I like the concept, if not the execution. Heavily smoked chicken,
mustardy mayo and green herbs other than dill might be quite
spectacular. Perhaps the chive mayo from that other dish?

 ML> Our main course was kind of undistinguished
 ML> It was roast lamb, done pink
 ML> but nonetheless quite tough, as in held on a steam table
 ML> lady next to me was offered three sizable slabs, which she sawed
 ML> away at unenthusiastically and then sent away.

I like lamb so much but indulge in it so rarely that I would have gone
through the three sizable slabs, sans sweet sauce.

 ML> Derby Day pie is pecan pie enriched with chocolate chips and
 ML> a tot of Bourbon.

Now that sounds like a lovely, decadent dessert.

More of those warm bath cooked eggs....

MMMMM-----Meal-Master - formatted by MMCONV  2.10

     Title: Asparagus With Miso Butter
Categories: Vegetables, eggs, sauces
  Servings: 2

      4 TB oil or rendered pork or
           bacon fat
      1 lb asparagus, trimmed and
           peeled if necessary
           Salt and pepper
    1/4 c  not-too-salty miso,
           preferably white
    1/4 c  unsalted butter
      1 ts sherry vinegar
      2    poached (or warm-bath-cooked
           eggs 

Put oil or fat in skillet and turn heat to medium-high. Add as much
asparagus as will fit in a layer, add salt and pepper to taste, and toss
and stir until browned and shriveled, about 10 minutes.
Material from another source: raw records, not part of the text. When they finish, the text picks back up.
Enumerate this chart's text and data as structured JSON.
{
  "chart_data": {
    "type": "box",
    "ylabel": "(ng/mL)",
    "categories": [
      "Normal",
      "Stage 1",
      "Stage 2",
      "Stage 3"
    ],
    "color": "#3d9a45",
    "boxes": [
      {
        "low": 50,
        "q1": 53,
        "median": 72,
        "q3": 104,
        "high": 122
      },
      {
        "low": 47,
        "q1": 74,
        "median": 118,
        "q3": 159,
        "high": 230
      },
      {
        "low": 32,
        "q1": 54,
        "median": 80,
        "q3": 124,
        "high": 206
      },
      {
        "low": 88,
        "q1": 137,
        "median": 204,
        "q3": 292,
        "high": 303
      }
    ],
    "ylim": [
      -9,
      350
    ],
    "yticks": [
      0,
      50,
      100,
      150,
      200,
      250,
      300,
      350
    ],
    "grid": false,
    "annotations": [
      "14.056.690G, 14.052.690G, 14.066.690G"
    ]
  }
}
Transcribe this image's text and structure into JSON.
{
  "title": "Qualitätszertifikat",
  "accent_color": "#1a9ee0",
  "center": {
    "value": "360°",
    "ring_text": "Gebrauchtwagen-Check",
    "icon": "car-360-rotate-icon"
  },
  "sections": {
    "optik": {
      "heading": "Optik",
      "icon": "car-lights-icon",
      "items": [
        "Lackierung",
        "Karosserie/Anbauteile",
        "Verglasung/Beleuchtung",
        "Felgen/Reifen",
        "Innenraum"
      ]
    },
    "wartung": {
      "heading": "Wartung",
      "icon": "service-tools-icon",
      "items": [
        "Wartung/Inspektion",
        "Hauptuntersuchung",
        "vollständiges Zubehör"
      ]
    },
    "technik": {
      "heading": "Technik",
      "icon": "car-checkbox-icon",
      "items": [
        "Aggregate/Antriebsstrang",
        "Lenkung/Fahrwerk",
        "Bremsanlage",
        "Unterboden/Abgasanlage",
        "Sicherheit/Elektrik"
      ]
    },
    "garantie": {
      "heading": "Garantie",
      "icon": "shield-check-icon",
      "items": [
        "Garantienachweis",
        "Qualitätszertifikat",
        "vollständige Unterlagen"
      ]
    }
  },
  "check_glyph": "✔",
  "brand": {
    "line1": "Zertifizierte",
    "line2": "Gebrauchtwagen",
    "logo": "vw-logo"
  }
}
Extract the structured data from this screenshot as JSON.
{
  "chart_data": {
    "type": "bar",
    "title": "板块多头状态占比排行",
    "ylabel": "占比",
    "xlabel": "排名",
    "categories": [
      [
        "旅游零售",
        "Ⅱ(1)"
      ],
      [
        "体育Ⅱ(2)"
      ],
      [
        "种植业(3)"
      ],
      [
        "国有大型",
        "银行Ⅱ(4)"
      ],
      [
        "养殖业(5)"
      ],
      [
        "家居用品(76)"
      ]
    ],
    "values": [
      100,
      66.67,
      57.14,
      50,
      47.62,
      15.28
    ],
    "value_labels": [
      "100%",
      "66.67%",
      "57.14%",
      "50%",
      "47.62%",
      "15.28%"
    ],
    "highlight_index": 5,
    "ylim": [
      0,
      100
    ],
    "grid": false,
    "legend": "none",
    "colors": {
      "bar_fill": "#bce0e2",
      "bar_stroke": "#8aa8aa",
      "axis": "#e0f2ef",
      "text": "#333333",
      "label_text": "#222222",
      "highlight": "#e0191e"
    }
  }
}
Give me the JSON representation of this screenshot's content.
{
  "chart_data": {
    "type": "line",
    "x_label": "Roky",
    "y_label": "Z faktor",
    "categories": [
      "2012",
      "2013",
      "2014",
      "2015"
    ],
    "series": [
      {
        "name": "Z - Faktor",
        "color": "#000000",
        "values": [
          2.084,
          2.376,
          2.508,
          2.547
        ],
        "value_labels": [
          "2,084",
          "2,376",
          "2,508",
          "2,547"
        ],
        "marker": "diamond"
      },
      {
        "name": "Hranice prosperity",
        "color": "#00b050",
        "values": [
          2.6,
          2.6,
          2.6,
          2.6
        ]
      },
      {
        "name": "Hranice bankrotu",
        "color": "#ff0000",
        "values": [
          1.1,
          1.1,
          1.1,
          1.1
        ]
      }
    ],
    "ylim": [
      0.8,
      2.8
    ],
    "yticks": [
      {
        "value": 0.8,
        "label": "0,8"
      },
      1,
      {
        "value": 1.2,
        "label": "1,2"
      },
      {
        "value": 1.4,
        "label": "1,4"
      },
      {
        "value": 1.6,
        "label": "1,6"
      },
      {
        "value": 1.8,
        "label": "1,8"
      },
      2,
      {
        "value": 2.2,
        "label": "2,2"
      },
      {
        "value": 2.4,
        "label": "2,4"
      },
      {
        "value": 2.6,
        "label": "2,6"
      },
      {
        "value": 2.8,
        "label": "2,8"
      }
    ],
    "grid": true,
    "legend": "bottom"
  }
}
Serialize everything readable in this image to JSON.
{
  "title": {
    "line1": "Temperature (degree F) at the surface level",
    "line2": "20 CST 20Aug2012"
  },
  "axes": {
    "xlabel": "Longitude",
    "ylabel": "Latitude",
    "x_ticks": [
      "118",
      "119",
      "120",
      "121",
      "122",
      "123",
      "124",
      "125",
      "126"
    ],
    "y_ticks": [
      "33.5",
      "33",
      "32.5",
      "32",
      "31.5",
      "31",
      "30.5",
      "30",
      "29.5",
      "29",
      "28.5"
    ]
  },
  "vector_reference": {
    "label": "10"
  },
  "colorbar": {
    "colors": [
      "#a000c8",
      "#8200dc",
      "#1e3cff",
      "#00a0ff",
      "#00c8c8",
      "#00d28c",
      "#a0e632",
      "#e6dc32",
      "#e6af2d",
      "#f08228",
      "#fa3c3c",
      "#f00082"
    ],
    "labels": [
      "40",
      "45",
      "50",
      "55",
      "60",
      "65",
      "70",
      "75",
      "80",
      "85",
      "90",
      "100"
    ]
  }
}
Meanwhile, over low heat in a small saucepan, warm and whisk together
miso and butter, so they combine, and butter softens but does not melt.
Whisk in vinegar and keep warm. Warm a serving plate.

When asparagus is done, put some miso butter on bottom of serving plate.
Blot excess fat from asparagus if you like, put on top of the miso
butter, and top with poached eggs. Serve immediately.

Yield: 2 main course servings or 4 starters.

The Chef: David Chang
When in Doubt, Add an Egg, Japanese Style
By MARK BITTMAN
NY Times

From: Simon Bao
 
MMMMM-------------------------------------------------

Cheers

Jim, in Yellowknife




... A vegetarian who eats fowl, "the fruit of the chicken tree."